Combining these two poses, Tadasana Urdhva Baddhanguliyasana involves assuming the Mountain Pose (Tadasana) and then transitioning into Upward Bound Fingers Pose (Urdhva Baddhanguliyasana) by raising the arms overhead with interlaced fingers and palms facing upward.
This set of poses facilitates better posture, more alignment awareness, arm and spine stretches, and a sensation of openness and expansion throughout the body. Additionally, it can aid in mental relaxation and enhance general wellbeing.
Like any yoga practice, it’s crucial to pay attention to your body, practice mindfully, and adjust or seek advice from a certified instructor or teacher if necessary.

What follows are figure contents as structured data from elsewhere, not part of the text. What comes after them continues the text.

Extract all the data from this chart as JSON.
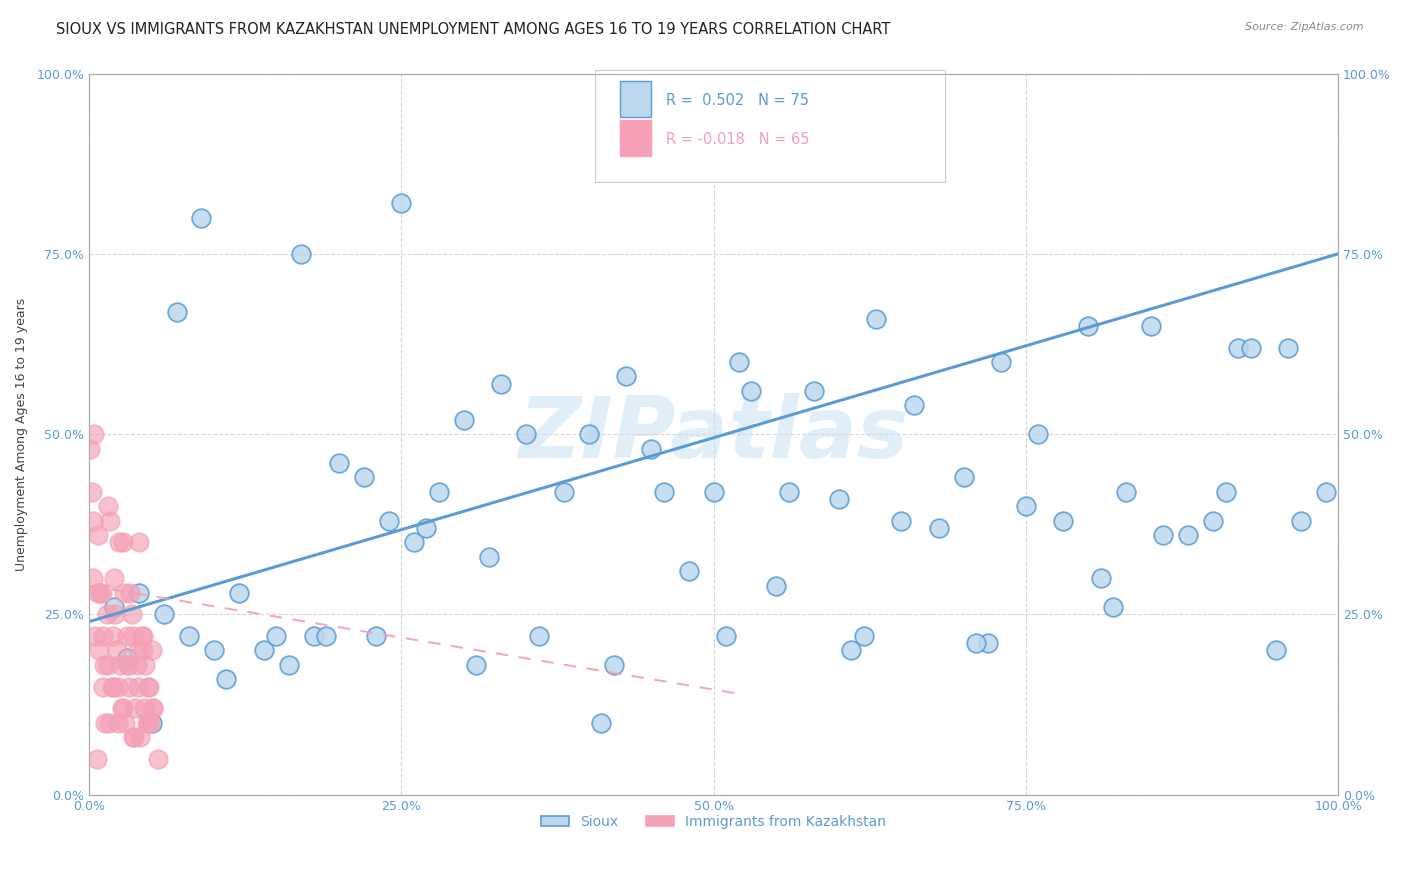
{
  "title": "SIOUX VS IMMIGRANTS FROM KAZAKHSTAN UNEMPLOYMENT AMONG AGES 16 TO 19 YEARS CORRELATION CHART",
  "source": "Source: ZipAtlas.com",
  "ylabel": "Unemployment Among Ages 16 to 19 years",
  "watermark": "ZIPatlas",
  "sioux_color": "#5b9bd5",
  "sioux_color_fill": "#bdd7ee",
  "kazakh_color": "#f4a0b5",
  "kazakh_color_fill": "#f4a0b5",
  "legend_label1": "Sioux",
  "legend_label2": "Immigrants from Kazakhstan",
  "background_color": "#ffffff",
  "grid_color": "#cccccc",
  "title_fontsize": 10.5,
  "axis_fontsize": 9,
  "tick_fontsize": 9,
  "xlim": [
    0,
    1.0
  ],
  "ylim": [
    0,
    1.0
  ],
  "ytick_values": [
    0,
    0.25,
    0.5,
    0.75,
    1.0
  ],
  "xtick_values": [
    0,
    0.25,
    0.5,
    0.75,
    1.0
  ],
  "sioux_x": [
    0.02,
    0.04,
    0.06,
    0.08,
    0.1,
    0.12,
    0.14,
    0.16,
    0.18,
    0.2,
    0.22,
    0.24,
    0.26,
    0.28,
    0.3,
    0.32,
    0.35,
    0.38,
    0.4,
    0.42,
    0.45,
    0.48,
    0.5,
    0.52,
    0.55,
    0.58,
    0.6,
    0.62,
    0.65,
    0.68,
    0.7,
    0.72,
    0.75,
    0.78,
    0.8,
    0.82,
    0.85,
    0.88,
    0.9,
    0.92,
    0.95,
    0.97,
    0.99,
    0.03,
    0.07,
    0.11,
    0.15,
    0.19,
    0.23,
    0.27,
    0.31,
    0.36,
    0.41,
    0.46,
    0.51,
    0.56,
    0.61,
    0.66,
    0.71,
    0.76,
    0.81,
    0.86,
    0.91,
    0.96,
    0.09,
    0.17,
    0.25,
    0.33,
    0.43,
    0.53,
    0.63,
    0.73,
    0.83,
    0.93,
    0.05
  ],
  "sioux_y": [
    0.26,
    0.28,
    0.25,
    0.22,
    0.2,
    0.28,
    0.2,
    0.18,
    0.22,
    0.46,
    0.44,
    0.38,
    0.35,
    0.42,
    0.52,
    0.33,
    0.5,
    0.42,
    0.5,
    0.18,
    0.48,
    0.31,
    0.42,
    0.6,
    0.29,
    0.56,
    0.41,
    0.22,
    0.38,
    0.37,
    0.44,
    0.21,
    0.4,
    0.38,
    0.65,
    0.26,
    0.65,
    0.36,
    0.38,
    0.62,
    0.2,
    0.38,
    0.42,
    0.19,
    0.67,
    0.16,
    0.22,
    0.22,
    0.22,
    0.37,
    0.18,
    0.22,
    0.1,
    0.42,
    0.22,
    0.42,
    0.2,
    0.54,
    0.21,
    0.5,
    0.3,
    0.36,
    0.42,
    0.62,
    0.8,
    0.75,
    0.82,
    0.57,
    0.58,
    0.56,
    0.66,
    0.6,
    0.42,
    0.62,
    0.1
  ],
  "kazakh_x": [
    0.003,
    0.005,
    0.007,
    0.009,
    0.011,
    0.013,
    0.015,
    0.017,
    0.019,
    0.021,
    0.023,
    0.025,
    0.027,
    0.029,
    0.031,
    0.033,
    0.035,
    0.037,
    0.039,
    0.041,
    0.043,
    0.045,
    0.047,
    0.049,
    0.051,
    0.001,
    0.004,
    0.006,
    0.008,
    0.01,
    0.012,
    0.014,
    0.016,
    0.018,
    0.02,
    0.022,
    0.024,
    0.026,
    0.028,
    0.03,
    0.032,
    0.034,
    0.036,
    0.038,
    0.04,
    0.042,
    0.044,
    0.046,
    0.048,
    0.05,
    0.002,
    0.003,
    0.007,
    0.011,
    0.015,
    0.019,
    0.023,
    0.027,
    0.031,
    0.035,
    0.039,
    0.043,
    0.047,
    0.051,
    0.055
  ],
  "kazakh_y": [
    0.3,
    0.22,
    0.36,
    0.28,
    0.15,
    0.1,
    0.4,
    0.38,
    0.22,
    0.25,
    0.15,
    0.18,
    0.35,
    0.1,
    0.18,
    0.28,
    0.22,
    0.12,
    0.2,
    0.08,
    0.22,
    0.18,
    0.15,
    0.1,
    0.12,
    0.48,
    0.5,
    0.05,
    0.2,
    0.28,
    0.18,
    0.25,
    0.1,
    0.15,
    0.3,
    0.2,
    0.35,
    0.12,
    0.28,
    0.22,
    0.15,
    0.25,
    0.08,
    0.18,
    0.35,
    0.22,
    0.12,
    0.1,
    0.15,
    0.2,
    0.42,
    0.38,
    0.28,
    0.22,
    0.18,
    0.15,
    0.1,
    0.12,
    0.18,
    0.08,
    0.15,
    0.2,
    0.1,
    0.12,
    0.05
  ],
  "sioux_line_x": [
    0.0,
    1.0
  ],
  "sioux_line_y": [
    0.24,
    0.75
  ],
  "kazakh_line_x": [
    0.0,
    0.52
  ],
  "kazakh_line_y": [
    0.29,
    0.14
  ]
}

Benefits of Tadasana Urdhva BaddhangulIyasana
- This Yoga Asana Boosts confidence
- Regular practice of this Yoga Pose helps in Relieving the arthritis
- Stretches the shoulders, arms, wrists, and fingers
- This Yoga Pose helps to treat spinal disorders
- This is one of the best Yoga Asanas to help fight depression
- Tones and activates the torso, back, abdomen, and pelvis
- Strengthens the knee joints
- This Yoga Pose Reduces the sciatic pain
- Flat feet can be corrected if this Yoga Pose is practiced regularly
Tadasana Urdhva Baddhanguliyasana is commonly found in the following types of yoga sequences:
- Ashtanga yoga sequences
- Kids yoga sequences
- Postnatal yoga sequences
Tadasana Urdhva Baddhanguliyasana yoga sequences
Tadasana Urdhva Baddhanguliyasana benefits the following muscles and hence can be included in yoga sequences with the corresponding muscle(s) focus:
- Arms and Shoulders
- Upper Back
Contraindications and Cautions
Tadasana Urdhva BaddhangulIyasana is contraindicated in the following conditions
Do not start this Asana if you are suffering from any of the below conditions
- Heart diseases
- Stress related headaches
- Low blood pressure
- Osteoarthritis of the knees
- In case you have high blood pressure, do not hold the pose for more than 15 seconds.
- if you have had polio, are knock-kneed, or have a problem with your balance, keep your feet 8 in (20 cm) apart.
- if you are prone to backaches, have a slipped disk, or a prolapsed uterus, keep the tips of the big toes together and keep your heels apart.